Verfassungsbeschwerde: Unzulässigkeit mangels Darlegung möglicher Verfassungsverletzung

Gericht
Verfassungsgerichtshof NRW
Spruchkörper
VERFASSUNGSGERICHTSHOF FÜR DAS LAND NORDRHEIN-WESTFALEN
Aktenzeichen
VerfGH 98/23.VB-1
Datum
12.12.2023
Rechtsgebiet
Öffentliches Recht
ECLI
ECLI:DE:VFGHNRW:2023:1212.VERFGH98.23VB1.00
Quelle
Die Beschwerdeführerinnen erhoben Verfassungsbeschwerde gegen Maßnahmen der öffentlichen Gewalt des Landes. Streitpunkt ist, ob die Eingabe die Möglichkeit einer Verletzung verfassungsmäßiger Rechte plausibel macht. Der Verfassungsgerichtshof verwirft die Beschwerde als unzulässig, weil keine Anhaltspunkte für eine mögliche Rechtsverletzung dargelegt wurden.
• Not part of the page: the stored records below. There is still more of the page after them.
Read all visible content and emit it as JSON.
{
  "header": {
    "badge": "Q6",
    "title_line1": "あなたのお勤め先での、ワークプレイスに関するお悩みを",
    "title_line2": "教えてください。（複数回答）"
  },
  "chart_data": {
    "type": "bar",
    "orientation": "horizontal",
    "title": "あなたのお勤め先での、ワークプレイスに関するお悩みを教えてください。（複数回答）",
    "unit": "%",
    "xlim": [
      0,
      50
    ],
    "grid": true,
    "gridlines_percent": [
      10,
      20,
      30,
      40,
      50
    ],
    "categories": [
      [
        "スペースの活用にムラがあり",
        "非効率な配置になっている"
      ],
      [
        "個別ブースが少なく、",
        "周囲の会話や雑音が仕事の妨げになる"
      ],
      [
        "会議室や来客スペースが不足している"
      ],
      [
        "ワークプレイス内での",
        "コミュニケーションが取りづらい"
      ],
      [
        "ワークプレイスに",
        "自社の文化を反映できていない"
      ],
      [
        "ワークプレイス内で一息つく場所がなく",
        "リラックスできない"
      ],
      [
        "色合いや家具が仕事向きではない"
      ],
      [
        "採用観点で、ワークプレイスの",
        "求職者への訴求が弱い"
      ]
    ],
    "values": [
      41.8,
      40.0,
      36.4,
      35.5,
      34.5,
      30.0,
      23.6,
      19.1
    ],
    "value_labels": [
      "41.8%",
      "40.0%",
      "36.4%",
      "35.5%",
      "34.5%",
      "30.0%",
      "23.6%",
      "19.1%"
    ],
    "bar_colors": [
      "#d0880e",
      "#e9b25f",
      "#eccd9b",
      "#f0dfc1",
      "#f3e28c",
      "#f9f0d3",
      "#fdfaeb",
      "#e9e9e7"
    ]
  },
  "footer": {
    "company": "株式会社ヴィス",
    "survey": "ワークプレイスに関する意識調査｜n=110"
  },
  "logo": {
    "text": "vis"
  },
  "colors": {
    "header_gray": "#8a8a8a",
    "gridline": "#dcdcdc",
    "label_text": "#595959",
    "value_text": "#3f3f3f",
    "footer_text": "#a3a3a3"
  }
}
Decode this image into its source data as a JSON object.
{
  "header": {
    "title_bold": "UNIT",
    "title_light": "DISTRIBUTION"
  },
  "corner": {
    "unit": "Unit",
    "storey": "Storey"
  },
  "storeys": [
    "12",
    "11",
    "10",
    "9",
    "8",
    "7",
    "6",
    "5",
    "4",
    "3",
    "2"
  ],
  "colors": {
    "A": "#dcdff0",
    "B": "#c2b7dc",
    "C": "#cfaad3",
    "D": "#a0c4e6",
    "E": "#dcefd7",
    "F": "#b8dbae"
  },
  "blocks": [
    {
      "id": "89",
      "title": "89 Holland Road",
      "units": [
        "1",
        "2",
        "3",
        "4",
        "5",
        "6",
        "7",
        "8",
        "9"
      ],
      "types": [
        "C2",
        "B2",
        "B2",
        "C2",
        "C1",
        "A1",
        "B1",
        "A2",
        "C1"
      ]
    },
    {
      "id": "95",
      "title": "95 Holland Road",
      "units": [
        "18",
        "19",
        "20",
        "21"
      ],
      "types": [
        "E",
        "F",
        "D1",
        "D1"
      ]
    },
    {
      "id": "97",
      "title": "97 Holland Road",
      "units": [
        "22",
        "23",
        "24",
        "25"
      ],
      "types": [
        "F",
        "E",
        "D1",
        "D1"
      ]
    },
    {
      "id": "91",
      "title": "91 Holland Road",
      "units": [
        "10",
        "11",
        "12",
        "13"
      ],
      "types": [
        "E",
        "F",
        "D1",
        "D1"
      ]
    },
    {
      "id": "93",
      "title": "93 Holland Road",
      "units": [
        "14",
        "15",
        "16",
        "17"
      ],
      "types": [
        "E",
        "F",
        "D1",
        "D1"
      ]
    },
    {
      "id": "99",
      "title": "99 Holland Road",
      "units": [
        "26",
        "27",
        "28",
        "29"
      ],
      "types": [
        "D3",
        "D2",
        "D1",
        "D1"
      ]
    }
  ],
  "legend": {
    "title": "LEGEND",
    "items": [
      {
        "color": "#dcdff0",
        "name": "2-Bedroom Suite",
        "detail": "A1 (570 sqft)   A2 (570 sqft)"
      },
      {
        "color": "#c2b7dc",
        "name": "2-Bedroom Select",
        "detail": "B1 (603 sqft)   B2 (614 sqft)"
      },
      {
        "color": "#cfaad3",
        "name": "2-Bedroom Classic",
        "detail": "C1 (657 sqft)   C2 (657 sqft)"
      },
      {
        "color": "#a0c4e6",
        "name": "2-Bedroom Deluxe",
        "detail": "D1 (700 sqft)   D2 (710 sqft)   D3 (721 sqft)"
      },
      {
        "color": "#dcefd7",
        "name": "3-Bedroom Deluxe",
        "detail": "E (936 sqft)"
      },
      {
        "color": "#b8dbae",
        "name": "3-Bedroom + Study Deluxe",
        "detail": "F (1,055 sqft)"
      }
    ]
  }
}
Grundlage sind §§ 18 Abs.1, 55 Abs.1, 4 VerfGHG.

Abstrakte Rechtssätze

1

Eine Verfassungsbeschwerde ist unzulässig, wenn sie nicht erkennbar macht, dass die öffentliche Gewalt des Landes die in der Landesverfassung enthaltenen Rechte verletzen könnte.

2

Zur Zulässigkeit einer Verfassungsbeschwerde gehört die substantielle Darlegung einer zumindest möglichen Verletzung verfassungsmäßiger Rechte; bloße Behauptungen ohne plausible Anknüpfung genügen nicht.

3

Das Verfassungsgericht kann eine Beschwerde ohne inhaltliche Prüfung verwerfen, wenn die nach dem VerfGHG (insb. §§ 18 Abs.1, 55 Abs.1, 4) erforderlichen Hinweise auf eine mögliche Rechtsverletzung fehlen.

Tenor

Die Verfassungsbeschwerde wird als unzulässig zurückgewiesen, weil sie die Möglichkeit der Verletzung der Beschwerdeführerinnen in einem ihrer in der Landesverfassung enthaltenen Rechte durch  die öffentliche Gewalt des Landes nicht erkennen lässt (vgl. § 18 Abs. 1 Satz 2 Halbs. 1, § 55 Abs. 1 Satz 1 und Abs. 4 VerfGHG).